Marvel Studios

Premier super-héros noir de l’histoire de Marvel Studios, Black Panther a enfin droit à son film solo avec Ryan Coogler (Creed, Fruitvale Station) derrière la caméra et Chadwick Boseman de retour dans la peau de T’Challa. 

Ryan Coogler : "Black Panther est le James Bond du Marvel Cinematic Universe"

Votre personnage est apparu pour la première fois dans Captain America : Civil War. C’était la meilleure introduction possible pour Black Panther ?
Sur le moment, je n’était pas forcément certain que c’était une bonne idée, mais avec le temps je me suis rendu compte que c’était la meilleure option. Les frères Russo ont fait un super boulot en donnant jusque ce qu’il fallait sur le personnage pour ouvrir sur un autre long-métrage. J’avoue tout de même m’être dit : ‘Mon père meurt si vite ? On n’aurait pas pu attendre le film solo ?’ (Rire) Mais finalement ça créait quelque chose de tragique qui fonctionnait très bien.

En quoi Black Panther se distingue des autres films Marvel ?
C’est très différent. Il y a un vrai poids, une gravité, ce qui se passe à l’écran est très sérieux. Bien sûr, il y un côté comique comme dans les autres film Marvel, mais ce n’est jamais forcé. Et visuellement, c’est très éloigné de ce qu’on a pu voir jusqu’ici de la part du studio.

Black Panther est le premier super-héros noir de Marvel. Comment expliquez-vous que cela ait pris autant de temps ?
On est d’accord : ça aurait dû arriver plus tôt. L’idée a mis beaucoup trop de temps à faire son chemin. Mais je ne le reproche pas à Marvel, ils étaient en train de se construire, jusqu’à en arriver là. Je crois même qu’en interne, ils étaient plus prêts que le reste du monde. C’est génial qu’ils aient eu le courage de le faire. C’est un moment significatif dans l’histoire du cinéma.

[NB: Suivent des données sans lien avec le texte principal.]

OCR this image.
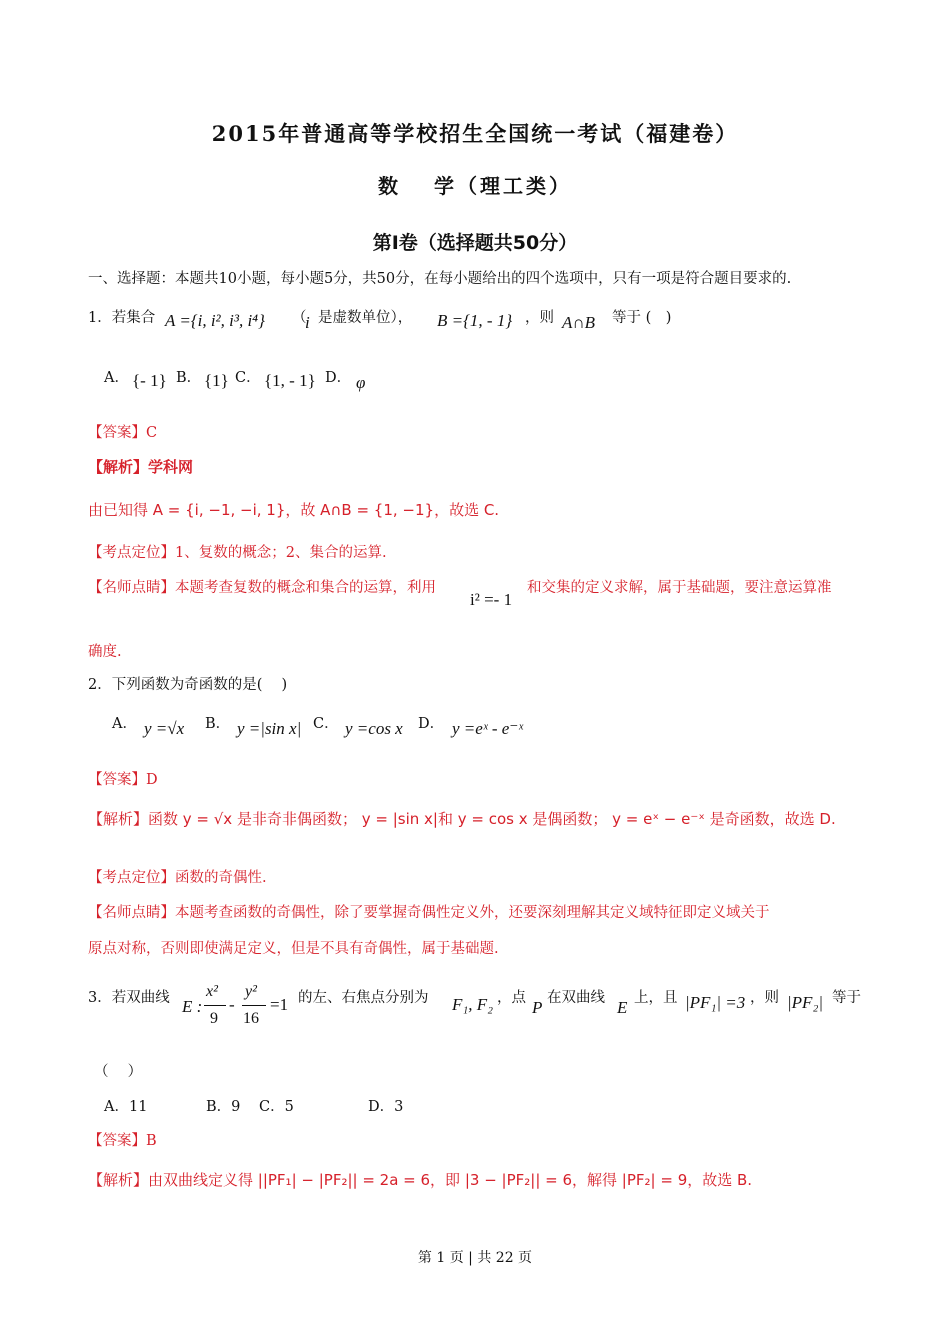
2015年普通高等学校招生全国统一考试（福建卷）
数　 学（理工类）
第Ⅰ卷（选择题共50分）
一、选择题：本题共10小题，每小题5分，共50分，在每小题给出的四个选项中，只有一项是符合题目要求的.
1．若集合 A ={i, i², i³, i⁴} （
i 是虚数单位）， B ={1, - 1} ，则 A∩B 等于 (　)
A． {- 1} B． {1} C． {1, - 1} D． φ
【答案】C
【解析】学科网
由已知得 A = {i, −1, −i, 1}，故 A∩B = {1, −1}，故选 C.
【考点定位】1、复数的概念；2、集合的运算.
【名师点睛】本题考查复数的概念和集合的运算，利用
i² =- 1
和交集的定义求解，属于基础题，要注意运算准
确度.
2．下列函数为奇函数的是(　 )
A． y =√x B． y =|sin x| C． y =cos x D． y =eˣ - e⁻ˣ
【答案】D
【解析】函数 y = √x 是非奇非偶函数； y = |sin x|和 y = cos x 是偶函数； y = eˣ − e⁻ˣ 是奇函数，故选 D.
【考点定位】函数的奇偶性.
【名师点睛】本题考查函数的奇偶性，除了要掌握奇偶性定义外，还要深刻理解其定义域特征即定义域关于
原点对称，否则即使满足定义，但是不具有奇偶性，属于基础题.
3．若双曲线 E :
x²
9
-
y²
16
=1 的左、右焦点分别为 F₁, F₂ ，点 P 在双曲线 E 上，且 |PF₁| =3 ，则 |PF₂| 等于
（　 ）
A．11	B．9 C．5	D．3
【答案】B
【解析】由双曲线定义得 ||PF₁| − |PF₂|| = 2a = 6，即 |3 − |PF₂|| = 6，解得 |PF₂| = 9，故选 B.
第 1 页 | 共 22 页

Dans le film, vous avez un accent africain. C’était votre idée ou celle de Marvel ?
C’était mon idée (Rire). Les gens sont habitués à entendre certains accents dans la vraie vie, mais moins au cinéma. Il me semblait important que le protagoniste ait un accent africain, ça collait parfaitement à la mythologie : le peuple de son pays, le Wakanda, n’a jamais été colonisé, jamais réduit en esclavage.

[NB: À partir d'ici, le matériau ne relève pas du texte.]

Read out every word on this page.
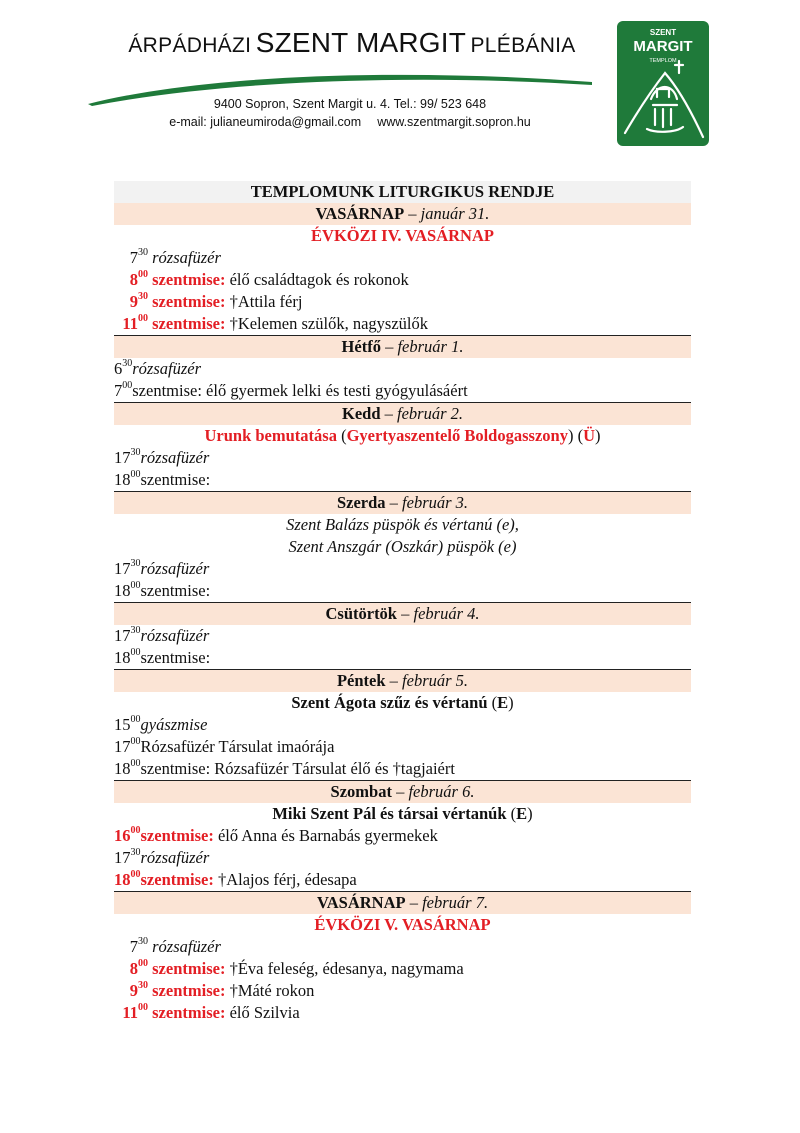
ÁRPÁDHÁZI SZENT MARGIT PLÉBÁNIA
9400 Sopron, Szent Margit u. 4. Tel.: 99/ 523 648
e-mail: julianeumiroda@gmail.com www.szentmargit.sopron.hu
SZENT
MARGIT
TEMPLOM
TEMPLOMUNK LITURGIKUS RENDJE
VASÁRNAP – január 31.
ÉVKÖZI IV. VASÁRNAP
$7^{30}$ rózsafüzér
$8^{00}$ szentmise: élő családtagok és rokonok
$9^{30}$ szentmise: †Attila férj
$11^{00}$ szentmise: †Kelemen szülők, nagyszülők
Hétfő – február 1.
$6^{30}rózsafüzér$
$7^{00}szentmise$: élő gyermek lelki és testi gyógyulásáért
Kedd – február 2.
Urunk bemutatása (Gyertyaszentelő Boldogasszony) (Ü)
$17^{30}rózsafüzér$
$18^{00}szentmise$:
Szerda – február 3.
Szent Balázs püspök és vértanú (e),
Szent Anszgár (Oszkár) püspök (e)
$17^{30}rózsafüzér$
$18^{00}szentmise$:
Csütörtök – február 4.
$17^{30}rózsafüzér$
$18^{00}szentmise$:
Péntek – február 5.
Szent Ágota szűz és vértanú (E)
$15^{00}gyászmise$
$17^{00}Rózsafüzér$ Társulat imaórája
$18^{00}szentmise$: Rózsafüzér Társulat élő és †tagjaiért
Szombat – február 6.
Miki Szent Pál és társai vértanúk (E)
$16^{00}szentmise$: élő Anna és Barnabás gyermekek
$17^{30}rózsafüzér$
$18^{00}szentmise$: †Alajos férj, édesapa
VASÁRNAP – február 7.
ÉVKÖZI V. VASÁRNAP
$7^{30}$ rózsafüzér
$8^{00}$ szentmise: †Éva feleség, édesanya, nagymama
$9^{30}$ szentmise: †Máté rokon
$11^{00}$ szentmise: élő Szilvia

Vous avez pensé à de vraies personnes pour construire le personnage ?
Oui. Mandela, Chaka Zoulou, Obama… Des personnes sur j’ai projeté des tas de choses parce que je ne les ai pas connues personnellement. Mais il a fallu que j’en revienne à du concret, des proches, comme mon père ou certains de mes professeurs. Des gens qui m’ont touché et que j’ai pu toucher.

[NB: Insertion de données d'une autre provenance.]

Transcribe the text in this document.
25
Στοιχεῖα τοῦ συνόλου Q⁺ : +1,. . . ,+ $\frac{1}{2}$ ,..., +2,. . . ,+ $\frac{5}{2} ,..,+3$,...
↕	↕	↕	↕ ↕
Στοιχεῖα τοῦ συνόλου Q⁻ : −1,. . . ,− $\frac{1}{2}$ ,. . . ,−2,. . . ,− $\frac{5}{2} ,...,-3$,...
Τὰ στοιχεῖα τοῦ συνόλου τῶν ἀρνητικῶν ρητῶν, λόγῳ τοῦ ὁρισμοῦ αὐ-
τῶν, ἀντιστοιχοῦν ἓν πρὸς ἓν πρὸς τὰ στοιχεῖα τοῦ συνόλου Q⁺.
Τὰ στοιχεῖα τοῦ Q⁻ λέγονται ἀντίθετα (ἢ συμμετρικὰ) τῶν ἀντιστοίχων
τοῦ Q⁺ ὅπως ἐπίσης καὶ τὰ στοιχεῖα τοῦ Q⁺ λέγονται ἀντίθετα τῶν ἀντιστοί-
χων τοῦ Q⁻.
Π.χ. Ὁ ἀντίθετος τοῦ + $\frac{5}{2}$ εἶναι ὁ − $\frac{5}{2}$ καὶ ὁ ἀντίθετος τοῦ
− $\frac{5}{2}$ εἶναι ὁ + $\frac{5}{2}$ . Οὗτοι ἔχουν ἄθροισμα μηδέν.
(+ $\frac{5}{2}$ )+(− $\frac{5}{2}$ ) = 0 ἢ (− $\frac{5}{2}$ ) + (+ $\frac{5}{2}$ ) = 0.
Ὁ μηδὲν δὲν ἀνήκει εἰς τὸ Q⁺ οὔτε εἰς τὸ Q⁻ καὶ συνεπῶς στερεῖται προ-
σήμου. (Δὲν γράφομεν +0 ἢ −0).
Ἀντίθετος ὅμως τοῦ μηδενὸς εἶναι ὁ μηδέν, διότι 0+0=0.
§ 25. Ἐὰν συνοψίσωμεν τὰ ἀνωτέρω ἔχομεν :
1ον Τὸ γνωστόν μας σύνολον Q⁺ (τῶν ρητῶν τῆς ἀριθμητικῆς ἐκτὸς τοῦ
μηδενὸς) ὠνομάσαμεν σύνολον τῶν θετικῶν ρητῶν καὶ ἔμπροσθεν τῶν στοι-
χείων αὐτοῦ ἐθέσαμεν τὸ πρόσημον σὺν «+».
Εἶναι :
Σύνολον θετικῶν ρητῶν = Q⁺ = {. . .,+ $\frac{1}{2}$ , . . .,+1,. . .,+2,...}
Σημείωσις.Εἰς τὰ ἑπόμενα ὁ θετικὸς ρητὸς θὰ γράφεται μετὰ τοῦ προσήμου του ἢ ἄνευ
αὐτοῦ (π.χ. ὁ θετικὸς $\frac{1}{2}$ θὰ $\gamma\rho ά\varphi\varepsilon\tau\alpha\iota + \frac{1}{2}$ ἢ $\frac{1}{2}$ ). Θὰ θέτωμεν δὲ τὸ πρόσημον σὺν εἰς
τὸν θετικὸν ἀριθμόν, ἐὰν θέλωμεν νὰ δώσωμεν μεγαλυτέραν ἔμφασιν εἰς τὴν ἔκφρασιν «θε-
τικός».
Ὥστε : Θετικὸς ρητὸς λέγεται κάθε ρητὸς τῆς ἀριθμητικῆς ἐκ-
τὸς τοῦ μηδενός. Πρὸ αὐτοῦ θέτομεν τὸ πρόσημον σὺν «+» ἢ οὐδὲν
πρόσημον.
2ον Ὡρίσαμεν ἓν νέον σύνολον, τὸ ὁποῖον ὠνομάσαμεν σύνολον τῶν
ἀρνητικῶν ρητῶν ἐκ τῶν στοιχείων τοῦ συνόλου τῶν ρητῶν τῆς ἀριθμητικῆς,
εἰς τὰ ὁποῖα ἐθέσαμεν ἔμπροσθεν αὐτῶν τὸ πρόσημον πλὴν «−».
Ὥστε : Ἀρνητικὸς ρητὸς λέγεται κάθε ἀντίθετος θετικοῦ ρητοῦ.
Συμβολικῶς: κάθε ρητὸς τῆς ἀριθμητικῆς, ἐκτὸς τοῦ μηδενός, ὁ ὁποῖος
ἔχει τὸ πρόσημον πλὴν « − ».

Vous avez dit que film est reflet du monde dans lequel on vit. De quelle façon ?
Je crois qu’on parle de problèmes très actuels. Les États-Unis se demandent en ce moment quelle est leur place dans le monde : par rapport au climat, aux frontières, qui sort et qui entre dans le pays… On évoque tout ça très frontalement.